Reclining Cobbler’s Pose
Though this pose is simple, it comes with distinct benefits. Reclining Cobbler’s Pose is one of the best yoga stretches for runners as it targets the quads, opens up your hips and releases any tight abductors. The pose is great for relaxing tense muscles. It helps to reduce fatigue, depression, and anxiety so that you can focus on improving your athletic performance. Furthermore, it stimulates the heart muscles and calms the pelvic region making you more flexible.
Mental Focus and Mindfulness
When you practice yoga regularly you become more attuned with your body. Furthermore the combination of breathing and movement has a positive impact on your mental focus. Your self awareness increases when you are on your yoga mat and you are practicing mindfulness by concentrating on the present moment. This aspect of yoga can help your running when you are facing difficult challenges.
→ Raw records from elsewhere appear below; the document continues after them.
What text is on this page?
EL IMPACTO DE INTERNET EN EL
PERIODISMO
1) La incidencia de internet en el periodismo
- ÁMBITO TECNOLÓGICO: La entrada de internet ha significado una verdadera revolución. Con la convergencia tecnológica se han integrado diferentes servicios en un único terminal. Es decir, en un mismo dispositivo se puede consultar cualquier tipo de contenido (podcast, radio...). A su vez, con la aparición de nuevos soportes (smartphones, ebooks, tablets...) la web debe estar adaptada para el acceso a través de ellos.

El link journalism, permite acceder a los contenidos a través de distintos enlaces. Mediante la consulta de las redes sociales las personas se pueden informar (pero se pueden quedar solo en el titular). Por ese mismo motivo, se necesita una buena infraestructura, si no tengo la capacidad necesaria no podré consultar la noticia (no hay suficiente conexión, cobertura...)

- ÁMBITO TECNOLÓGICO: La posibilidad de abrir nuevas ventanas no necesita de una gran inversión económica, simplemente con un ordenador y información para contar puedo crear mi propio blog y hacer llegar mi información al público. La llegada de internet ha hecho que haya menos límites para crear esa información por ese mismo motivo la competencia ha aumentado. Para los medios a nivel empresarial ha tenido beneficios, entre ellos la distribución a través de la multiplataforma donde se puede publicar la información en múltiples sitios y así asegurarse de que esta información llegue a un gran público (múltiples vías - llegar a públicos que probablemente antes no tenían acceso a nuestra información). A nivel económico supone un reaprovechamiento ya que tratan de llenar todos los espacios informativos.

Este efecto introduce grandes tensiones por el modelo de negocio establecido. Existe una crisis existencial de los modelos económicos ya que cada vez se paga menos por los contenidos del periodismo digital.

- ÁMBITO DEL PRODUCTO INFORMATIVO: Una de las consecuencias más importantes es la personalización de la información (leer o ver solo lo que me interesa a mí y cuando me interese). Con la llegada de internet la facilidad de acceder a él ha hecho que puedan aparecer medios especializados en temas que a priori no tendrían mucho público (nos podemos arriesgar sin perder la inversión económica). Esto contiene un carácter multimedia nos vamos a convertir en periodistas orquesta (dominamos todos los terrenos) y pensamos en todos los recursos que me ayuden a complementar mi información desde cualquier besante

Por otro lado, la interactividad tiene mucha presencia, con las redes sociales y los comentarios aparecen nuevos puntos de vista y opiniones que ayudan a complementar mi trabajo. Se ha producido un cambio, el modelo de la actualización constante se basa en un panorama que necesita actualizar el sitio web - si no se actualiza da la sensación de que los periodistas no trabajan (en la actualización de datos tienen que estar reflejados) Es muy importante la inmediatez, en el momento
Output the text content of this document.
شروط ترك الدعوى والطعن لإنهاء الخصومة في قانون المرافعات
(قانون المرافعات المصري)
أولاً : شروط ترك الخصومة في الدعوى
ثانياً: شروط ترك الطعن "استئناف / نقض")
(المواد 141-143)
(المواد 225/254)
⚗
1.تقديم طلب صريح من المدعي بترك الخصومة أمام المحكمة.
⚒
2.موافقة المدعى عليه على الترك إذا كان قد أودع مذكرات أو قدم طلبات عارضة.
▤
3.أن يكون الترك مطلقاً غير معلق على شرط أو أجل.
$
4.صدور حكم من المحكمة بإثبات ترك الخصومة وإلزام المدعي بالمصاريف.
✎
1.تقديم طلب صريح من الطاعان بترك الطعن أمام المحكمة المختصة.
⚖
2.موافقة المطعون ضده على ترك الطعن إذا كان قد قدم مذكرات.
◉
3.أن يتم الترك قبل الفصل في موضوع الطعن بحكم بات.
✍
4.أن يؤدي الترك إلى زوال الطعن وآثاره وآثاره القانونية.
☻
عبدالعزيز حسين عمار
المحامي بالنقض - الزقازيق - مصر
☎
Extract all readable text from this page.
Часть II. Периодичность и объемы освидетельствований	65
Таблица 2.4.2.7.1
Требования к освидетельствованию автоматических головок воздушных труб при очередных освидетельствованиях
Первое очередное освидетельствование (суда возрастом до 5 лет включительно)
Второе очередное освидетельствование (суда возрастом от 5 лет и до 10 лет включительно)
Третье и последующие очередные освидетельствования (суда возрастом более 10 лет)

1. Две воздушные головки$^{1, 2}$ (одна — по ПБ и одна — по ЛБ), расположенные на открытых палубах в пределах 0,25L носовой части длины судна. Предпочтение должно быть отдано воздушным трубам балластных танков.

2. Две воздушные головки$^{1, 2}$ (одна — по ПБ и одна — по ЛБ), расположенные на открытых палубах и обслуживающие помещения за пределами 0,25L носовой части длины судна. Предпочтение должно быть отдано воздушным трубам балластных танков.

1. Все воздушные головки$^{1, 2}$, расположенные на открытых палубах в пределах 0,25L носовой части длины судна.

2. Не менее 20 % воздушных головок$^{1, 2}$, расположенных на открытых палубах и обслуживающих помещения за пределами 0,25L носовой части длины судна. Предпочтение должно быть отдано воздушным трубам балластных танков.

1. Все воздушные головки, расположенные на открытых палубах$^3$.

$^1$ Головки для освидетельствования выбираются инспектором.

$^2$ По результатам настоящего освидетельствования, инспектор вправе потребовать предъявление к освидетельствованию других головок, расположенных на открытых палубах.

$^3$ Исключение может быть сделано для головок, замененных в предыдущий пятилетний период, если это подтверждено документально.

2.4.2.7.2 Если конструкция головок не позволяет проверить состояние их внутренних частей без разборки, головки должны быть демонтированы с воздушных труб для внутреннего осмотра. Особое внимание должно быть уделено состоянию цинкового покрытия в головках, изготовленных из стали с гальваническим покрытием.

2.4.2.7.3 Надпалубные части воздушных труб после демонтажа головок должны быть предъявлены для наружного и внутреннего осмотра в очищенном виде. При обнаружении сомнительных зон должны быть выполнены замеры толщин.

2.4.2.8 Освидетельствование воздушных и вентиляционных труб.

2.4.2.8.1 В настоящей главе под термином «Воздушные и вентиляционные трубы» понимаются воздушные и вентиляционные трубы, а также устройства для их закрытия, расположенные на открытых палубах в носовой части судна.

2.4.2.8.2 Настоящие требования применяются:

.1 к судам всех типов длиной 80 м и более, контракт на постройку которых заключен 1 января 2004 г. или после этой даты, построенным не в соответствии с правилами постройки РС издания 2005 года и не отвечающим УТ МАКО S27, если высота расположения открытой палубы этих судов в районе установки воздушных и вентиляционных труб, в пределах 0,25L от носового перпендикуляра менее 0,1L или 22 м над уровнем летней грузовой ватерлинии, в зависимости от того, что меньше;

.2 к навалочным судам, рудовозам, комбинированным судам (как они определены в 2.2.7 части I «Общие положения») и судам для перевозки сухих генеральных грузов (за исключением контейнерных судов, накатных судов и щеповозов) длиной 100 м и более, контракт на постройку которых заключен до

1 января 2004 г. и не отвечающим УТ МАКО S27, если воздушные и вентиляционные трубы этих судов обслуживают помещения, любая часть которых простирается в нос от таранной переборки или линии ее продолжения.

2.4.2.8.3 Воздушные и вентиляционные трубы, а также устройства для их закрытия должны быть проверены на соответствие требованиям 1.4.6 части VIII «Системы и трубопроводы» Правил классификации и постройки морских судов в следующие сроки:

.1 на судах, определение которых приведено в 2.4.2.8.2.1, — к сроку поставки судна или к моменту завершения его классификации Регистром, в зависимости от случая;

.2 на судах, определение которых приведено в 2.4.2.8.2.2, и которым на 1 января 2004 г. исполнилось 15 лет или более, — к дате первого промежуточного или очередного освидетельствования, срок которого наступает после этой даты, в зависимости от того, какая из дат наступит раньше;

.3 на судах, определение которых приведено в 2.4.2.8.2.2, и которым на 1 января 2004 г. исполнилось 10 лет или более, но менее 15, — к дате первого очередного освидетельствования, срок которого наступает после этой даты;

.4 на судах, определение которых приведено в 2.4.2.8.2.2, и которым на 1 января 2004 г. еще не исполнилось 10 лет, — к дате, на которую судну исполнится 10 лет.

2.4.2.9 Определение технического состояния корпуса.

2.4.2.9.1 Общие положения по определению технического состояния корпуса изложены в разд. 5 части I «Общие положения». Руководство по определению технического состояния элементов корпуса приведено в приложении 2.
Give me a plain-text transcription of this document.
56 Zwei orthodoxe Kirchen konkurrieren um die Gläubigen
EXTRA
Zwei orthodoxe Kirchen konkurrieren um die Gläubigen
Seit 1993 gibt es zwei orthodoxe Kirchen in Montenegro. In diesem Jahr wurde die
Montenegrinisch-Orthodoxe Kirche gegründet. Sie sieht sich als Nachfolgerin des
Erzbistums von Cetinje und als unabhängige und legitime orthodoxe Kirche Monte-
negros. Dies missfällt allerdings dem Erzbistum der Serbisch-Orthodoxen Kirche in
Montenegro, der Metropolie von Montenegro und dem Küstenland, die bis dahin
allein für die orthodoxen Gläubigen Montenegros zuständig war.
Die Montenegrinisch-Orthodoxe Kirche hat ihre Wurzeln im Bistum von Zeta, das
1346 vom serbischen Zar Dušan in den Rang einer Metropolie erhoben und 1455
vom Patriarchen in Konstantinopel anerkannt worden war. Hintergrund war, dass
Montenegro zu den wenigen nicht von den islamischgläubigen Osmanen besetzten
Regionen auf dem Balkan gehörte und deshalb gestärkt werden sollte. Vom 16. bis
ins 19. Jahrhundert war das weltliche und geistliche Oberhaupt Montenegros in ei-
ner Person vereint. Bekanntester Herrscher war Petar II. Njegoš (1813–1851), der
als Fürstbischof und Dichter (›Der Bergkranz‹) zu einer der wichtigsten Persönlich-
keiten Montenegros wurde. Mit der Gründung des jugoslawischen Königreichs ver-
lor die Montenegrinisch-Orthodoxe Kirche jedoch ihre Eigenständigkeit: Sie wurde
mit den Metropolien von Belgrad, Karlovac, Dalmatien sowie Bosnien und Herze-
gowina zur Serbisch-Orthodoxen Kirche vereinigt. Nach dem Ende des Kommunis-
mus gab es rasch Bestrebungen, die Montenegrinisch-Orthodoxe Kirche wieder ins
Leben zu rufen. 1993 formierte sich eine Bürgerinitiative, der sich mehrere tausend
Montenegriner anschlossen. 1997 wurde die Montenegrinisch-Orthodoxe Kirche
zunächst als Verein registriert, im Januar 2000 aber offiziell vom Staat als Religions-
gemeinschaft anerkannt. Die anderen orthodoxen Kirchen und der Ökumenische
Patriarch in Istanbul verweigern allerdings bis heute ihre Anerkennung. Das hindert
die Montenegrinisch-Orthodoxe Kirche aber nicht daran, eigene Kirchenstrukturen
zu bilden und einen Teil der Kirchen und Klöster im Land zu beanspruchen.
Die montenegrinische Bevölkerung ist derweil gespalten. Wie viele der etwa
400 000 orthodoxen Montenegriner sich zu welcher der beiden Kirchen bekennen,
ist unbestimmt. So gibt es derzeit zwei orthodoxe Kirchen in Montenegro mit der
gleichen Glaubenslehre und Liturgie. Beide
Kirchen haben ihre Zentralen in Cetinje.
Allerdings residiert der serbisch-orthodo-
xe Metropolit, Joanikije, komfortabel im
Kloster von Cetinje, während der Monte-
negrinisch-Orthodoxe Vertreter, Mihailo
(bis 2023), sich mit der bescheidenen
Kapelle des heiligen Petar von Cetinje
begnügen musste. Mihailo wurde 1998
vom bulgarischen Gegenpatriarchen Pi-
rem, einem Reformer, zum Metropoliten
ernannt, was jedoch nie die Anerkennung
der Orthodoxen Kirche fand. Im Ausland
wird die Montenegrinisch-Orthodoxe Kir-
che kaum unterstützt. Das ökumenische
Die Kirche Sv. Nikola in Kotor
Running can be very competitive and this can be difficult to handle. In yoga you are encouraged to focus on yourself and not worry about what others are doing. It also emphasises that there is no end goal to practising yoga. Every time you step on the mat you are working on your own improvements and developments without competing against other yogis. Consequently yoga for runners is an opportunity for you to practice mental strength – the kind that requires you to be OK with slowing down and stillness.
Yoga for Runners Harmony
Sage Rountree, author of The Runner’s Guide to Yoga believes that “Running and yoga go together like yang and yin”. This is because they both involve utilising your body, breathing and mind in unison to test and surpass the boundaries of what you think you can do.
Yoga for runners will have such a direct and positive impact on your running. It will keep you balanced through the challenges of increasing your mileage and help you avoid injuries. Furthermore you will develop your breathing skills and increase your mental strength ensuring you become a better runner.
Time for Action
If you are a keen runner, whether you are a competitive one or just love running it is time for you to incorporate yoga into your training plans. Start by incorporating a few poses and before and after your runs, I guarantee you see a significant difference. It’s not a big commitment, five minutes before running and ten minutes after finishing. Next step is to attend a class or do some online courses with the view to developing regular practices. Once you achieve this you will really experience all the benefits of yoga for runners.